Climbed Sunlight Mountain (South Face) on August 17, 1967, located in Chugach State Park.

Ascended Bellicose Peak (Shroud Glacier) on August 14, 1987, located in Chugach State Park.

Summited Baleful Peak (Northeast Ridge) on June 25, 1990, located in Chugach State Park.

Peaked West Kiliak (South Face) & Nantina Point (South face) in August 1990 located in Chugach State Park.

Ascended Talkeetna Glacier on April 28, 1994, located in Chugach State Park.

Climbed Chickaloon Glacier in 1995 located in Chugach State Park.

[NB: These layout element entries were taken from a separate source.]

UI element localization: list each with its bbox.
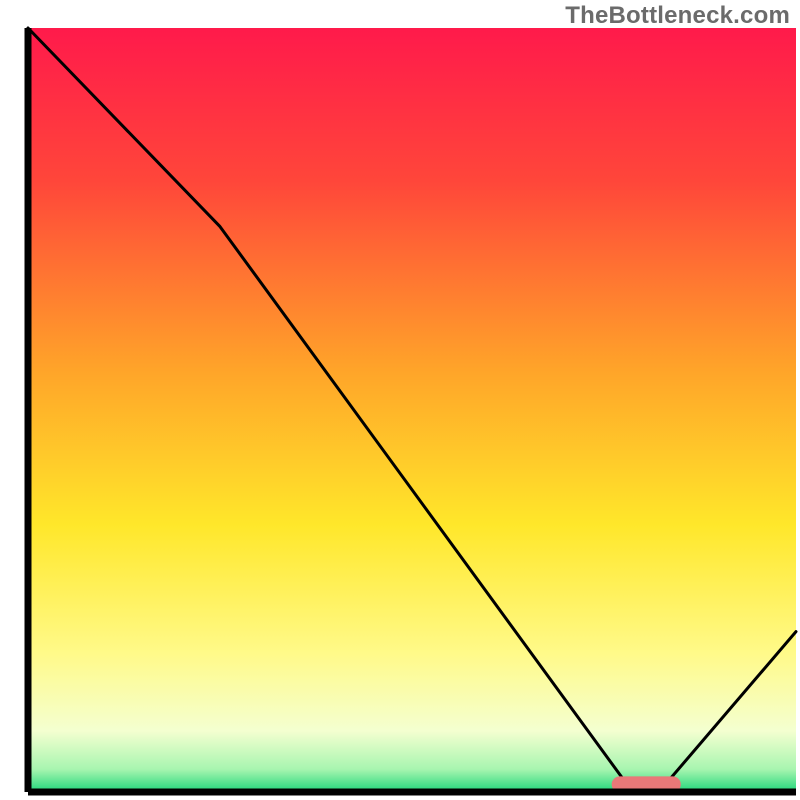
bottleneck-chart: TheBottleneck.com	[0, 0, 800, 800]
chart-svg	[0, 0, 800, 800]
plot-background	[28, 28, 796, 792]
watermark-text: TheBottleneck.com	[565, 2, 790, 30]
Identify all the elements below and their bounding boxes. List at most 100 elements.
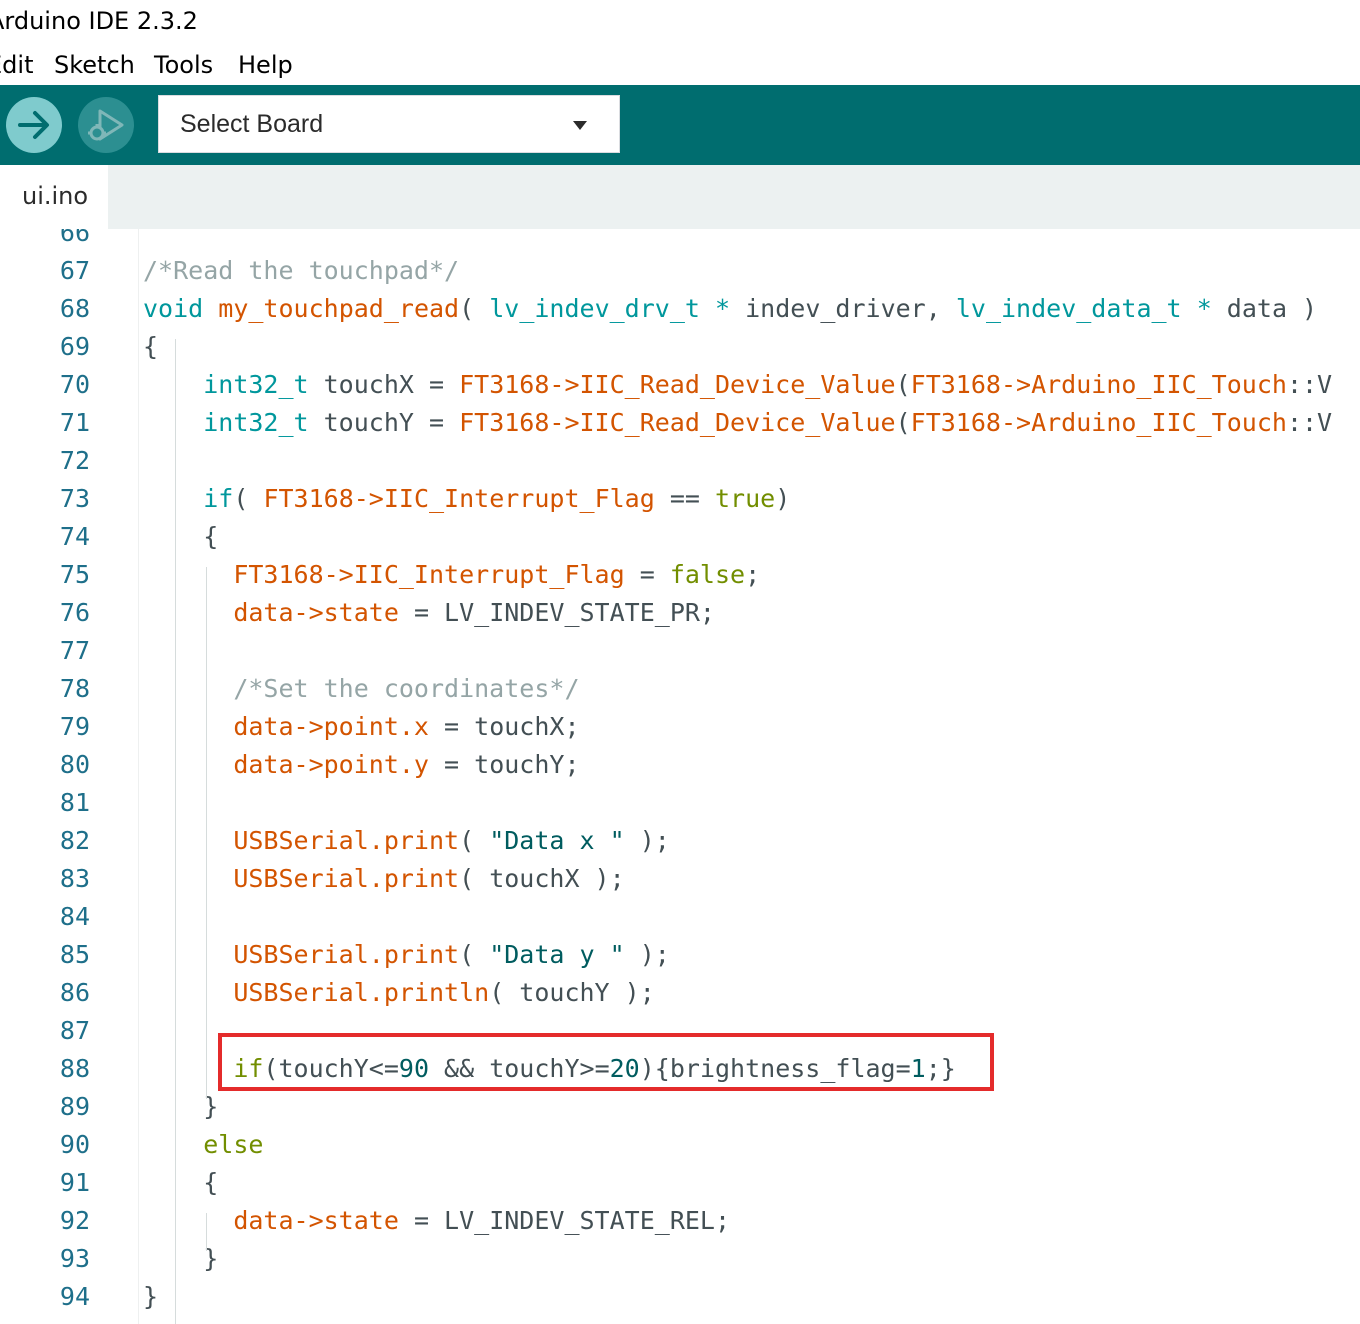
board-selector[interactable]: Select Board	[158, 95, 620, 153]
code-line: 83 USBSerial.print( touchX );	[0, 860, 1360, 898]
code-line: 66	[0, 229, 1360, 252]
code-token: /*Read the touchpad*/	[143, 256, 460, 285]
line-code: if( FT3168->IIC_Interrupt_Flag == true)	[143, 480, 790, 518]
code-token: (	[895, 408, 911, 437]
code-token: = touchX;	[428, 712, 580, 741]
code-line: 82 USBSerial.print( "Data x " );	[0, 822, 1360, 860]
code-line: 95	[0, 1316, 1360, 1324]
line-number: 87	[59, 1016, 90, 1045]
line-number: 94	[59, 1282, 90, 1311]
code-token: );	[624, 826, 670, 855]
menu-tools[interactable]: Tools	[154, 51, 213, 79]
line-number: 69	[59, 332, 90, 361]
line-number: 86	[59, 978, 90, 1007]
code-token: =	[624, 560, 670, 589]
menu-edit[interactable]: Edit	[0, 51, 33, 79]
menu-help[interactable]: Help	[238, 51, 293, 79]
board-selector-label: Select Board	[180, 110, 324, 138]
code-token: (	[233, 484, 264, 513]
code-token: {	[143, 1168, 219, 1197]
code-token: touchY =	[308, 408, 460, 437]
code-editor[interactable]: 66 67 /*Read the touchpad*/ 68 void my_touch…	[0, 229, 1360, 1324]
line-code: {	[143, 1164, 218, 1202]
line-number: 74	[59, 522, 90, 551]
code-token: lv_indev_drv_t	[489, 294, 700, 323]
code-line: 77	[0, 632, 1360, 670]
code-token: indev_driver,	[730, 294, 956, 323]
code-token: FT3168->Arduino_IIC_Touch	[910, 370, 1287, 399]
code-token: if	[203, 484, 234, 513]
line-code: }	[143, 1278, 158, 1316]
code-token: FT3168->IIC_Read_Device_Value	[459, 370, 896, 399]
line-code: FT3168->IIC_Interrupt_Flag = false;	[143, 556, 760, 594]
indent-guide	[206, 1213, 207, 1251]
code-token: my_touchpad_read	[218, 294, 460, 323]
code-token: int32_t	[203, 370, 309, 399]
code-line: 93 }	[0, 1240, 1360, 1278]
line-number: 93	[59, 1244, 90, 1273]
code-token: void	[143, 294, 204, 323]
chevron-down-icon	[573, 121, 587, 130]
line-code: else	[143, 1126, 263, 1164]
code-token: ( touchX );	[459, 864, 625, 893]
menu-bar: Edit Sketch Tools Help	[0, 44, 1360, 85]
code-token: (	[459, 940, 490, 969]
title-bar: Arduino IDE 2.3.2	[0, 0, 1360, 44]
line-code: int32_t touchX = FT3168->IIC_Read_Device…	[143, 366, 1332, 404]
code-token: {	[143, 522, 219, 551]
code-line: 67 /*Read the touchpad*/	[0, 252, 1360, 290]
code-token: (	[895, 370, 911, 399]
line-code: data->state = LV_INDEV_STATE_PR;	[143, 594, 715, 632]
code-line: 75 FT3168->IIC_Interrupt_Flag = false;	[0, 556, 1360, 594]
code-line: 86 USBSerial.println( touchY );	[0, 974, 1360, 1012]
code-token: data )	[1211, 294, 1318, 323]
code-token: data->point.y	[233, 750, 429, 779]
tab-label: ui.ino	[22, 182, 89, 210]
line-number: 71	[59, 408, 90, 437]
line-number: 81	[59, 788, 90, 817]
line-number: 95	[0, 1316, 90, 1324]
verify-upload-button[interactable]	[6, 97, 62, 153]
code-line: 76 data->state = LV_INDEV_STATE_PR;	[0, 594, 1360, 632]
code-token: false	[669, 560, 746, 589]
line-code: data->state = LV_INDEV_STATE_REL;	[143, 1202, 730, 1240]
code-line: 73 if( FT3168->IIC_Interrupt_Flag == tru…	[0, 480, 1360, 518]
line-number: 92	[59, 1206, 90, 1235]
code-token: USBSerial.print	[233, 940, 460, 969]
code-line: 78 /*Set the coordinates*/	[0, 670, 1360, 708]
code-line: 70 int32_t touchX = FT3168->IIC_Read_Dev…	[0, 366, 1360, 404]
code-token: *	[715, 294, 731, 323]
line-code: /*Set the coordinates*/	[143, 670, 579, 708]
code-token: data->point.x	[233, 712, 429, 741]
line-number: 83	[59, 864, 90, 893]
line-number: 66	[59, 229, 90, 247]
editor-tab-bar: ui.ino	[0, 165, 1360, 229]
debug-button[interactable]	[78, 97, 134, 153]
indent-guide	[175, 339, 176, 1324]
code-token: FT3168->IIC_Interrupt_Flag	[263, 484, 655, 513]
line-number: 78	[59, 674, 90, 703]
line-number: 91	[59, 1168, 90, 1197]
code-token: "Data x "	[489, 826, 625, 855]
menu-sketch[interactable]: Sketch	[54, 51, 135, 79]
code-token: USBSerial.print	[233, 826, 460, 855]
tab-ui-ino[interactable]: ui.ino	[0, 165, 108, 229]
line-number: 89	[59, 1092, 90, 1121]
code-line: 89 }	[0, 1088, 1360, 1126]
line-number: 68	[59, 294, 90, 323]
line-number: 72	[59, 446, 90, 475]
code-token: ( touchY );	[489, 978, 655, 1007]
line-number: 77	[59, 636, 90, 665]
line-number: 73	[59, 484, 90, 513]
line-number: 90	[59, 1130, 90, 1159]
window-title: Arduino IDE 2.3.2	[0, 7, 198, 35]
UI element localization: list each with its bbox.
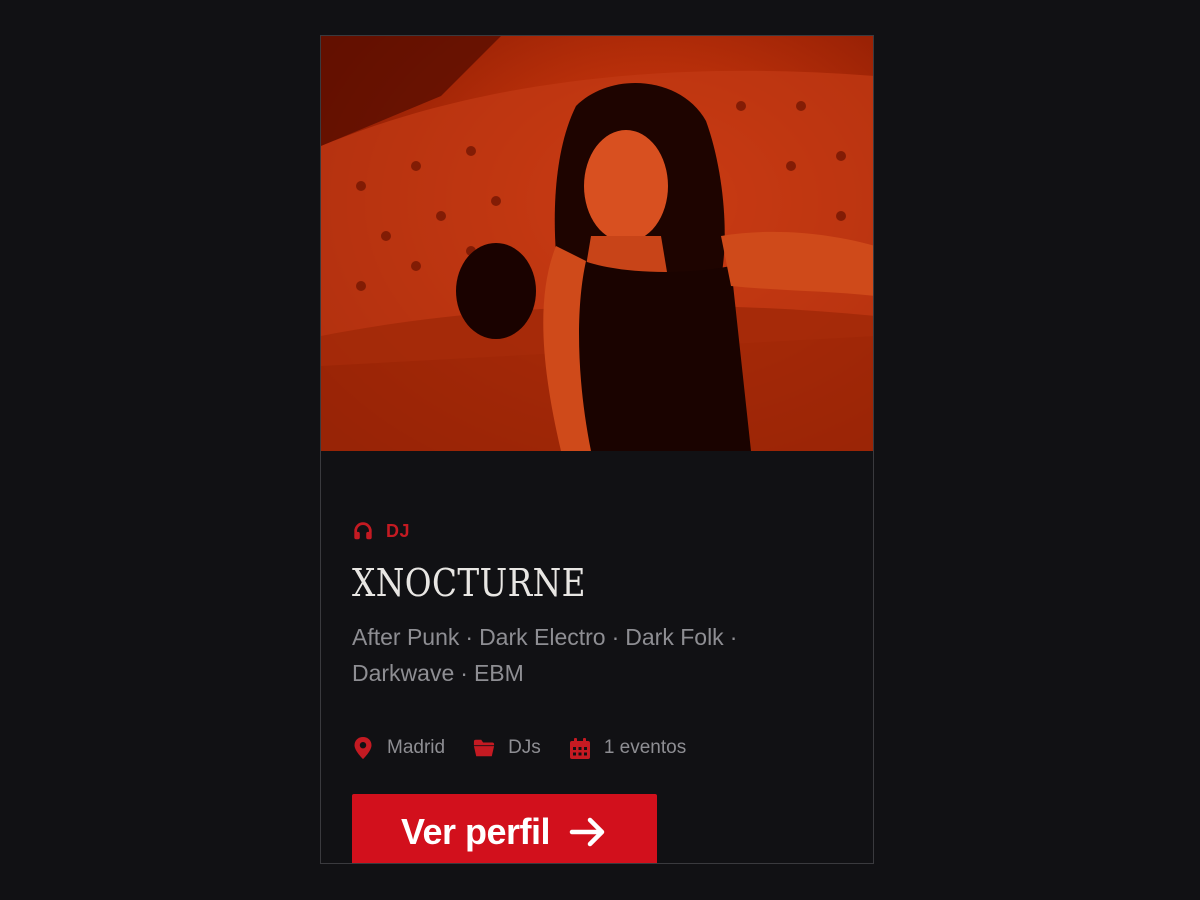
artist-photo[interactable] [321, 36, 873, 451]
meta-events-label: 1 eventos [603, 737, 687, 758]
genre-list: After Punk · Dark Electro · Dark Folk · Darkwa… [352, 619, 822, 691]
genre-separator: · [611, 624, 620, 650]
artist-name[interactable]: XNOCTURNE [352, 561, 586, 605]
genre-tag: Dark Electro [479, 624, 606, 650]
genre-tag: Darkwave [352, 660, 455, 686]
view-profile-button[interactable]: Ver perfil [352, 794, 657, 863]
meta-events: 1 eventos [569, 737, 686, 759]
artist-meta: Madrid DJs 1 eventos [352, 737, 686, 759]
genre-tag: Dark Folk [625, 624, 724, 650]
card-body: DJ XNOCTURNE After Punk · Dark Electro · Dar… [352, 451, 842, 863]
calendar-icon [569, 737, 591, 759]
meta-location: Madrid [352, 737, 445, 759]
genre-tag: EBM [473, 660, 524, 686]
genre-separator: · [465, 624, 474, 650]
artist-category-label: DJ [386, 520, 411, 541]
meta-category: DJs [473, 737, 541, 759]
folder-icon [473, 737, 495, 759]
headphones-icon [352, 520, 374, 542]
view-profile-label: Ver perfil [400, 811, 551, 852]
artist-card[interactable]: DJ XNOCTURNE After Punk · Dark Electro · Dar… [320, 35, 874, 864]
artist-category: DJ [352, 520, 410, 542]
genre-separator: · [460, 660, 468, 686]
meta-location-label: Madrid [387, 737, 446, 758]
map-pin-icon [352, 737, 374, 759]
artist-photo-illustration [321, 36, 873, 451]
arrow-right-icon [568, 812, 608, 852]
genre-separator: · [729, 624, 738, 650]
genre-tag: After Punk [352, 624, 460, 650]
meta-category-label: DJs [508, 737, 541, 758]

Summited Mount Isto in 1999 located in the Brooks Range.

Traversed both Mount Hunter and Mount Foraker in July 1963 located in the Alaska Range.

Climbed Mount Wickersham on July 16, 1987, located in Chugach State Park.

Ascended Mount Wilbur in the Summer of 1961 located in Montana's Glacier National Park.

Peaked Mount Torbert in 1988 located in the Tordrillo Mountains.

== Antarctic experience ==
With the sponsorship by Otago University, handed over by Dominion Museum, Tom Choate was able to continue his research of Antarctic Skuas (Catharacta maccormicki) and Adelie penguins (Pygoscelis adeliae), stationed at Cape Hallett in '66 and '67.

== South Africa experience ==
Tom Choate, a member of the Mountain Club of Rhodesia, established many routes and accomplished many climbs. According to notes of the '72 Alpine Journal by Charles Kemp, Tom Choate was the first person to climb the Finger of God and Yum Yum Gully. He led new climbs to Lion's head, put up new route to Banji peak, and a new climb to Mutiwaura, later to be called "Afterbirth" following Choate's birthday. In a triennial report from 1971 to 1973 of the Alpine Journal by Charles Kemp, Tom Choate put up a new climb to a rock called "The Sentinel," which he later name the route "Staghounds at Bay." Tom Choate and Pat Sweet also cleared a route to Gopora, to which they named the route "Buddha." Tom Choate led twenty-five MCR (Mountain Club of Rhodesia) members to a long week-end into the Matusadona Game Reserve.

== Nepal experience ==
Tom Choate and Pat Sweet climbed Buddha's peak in 1972.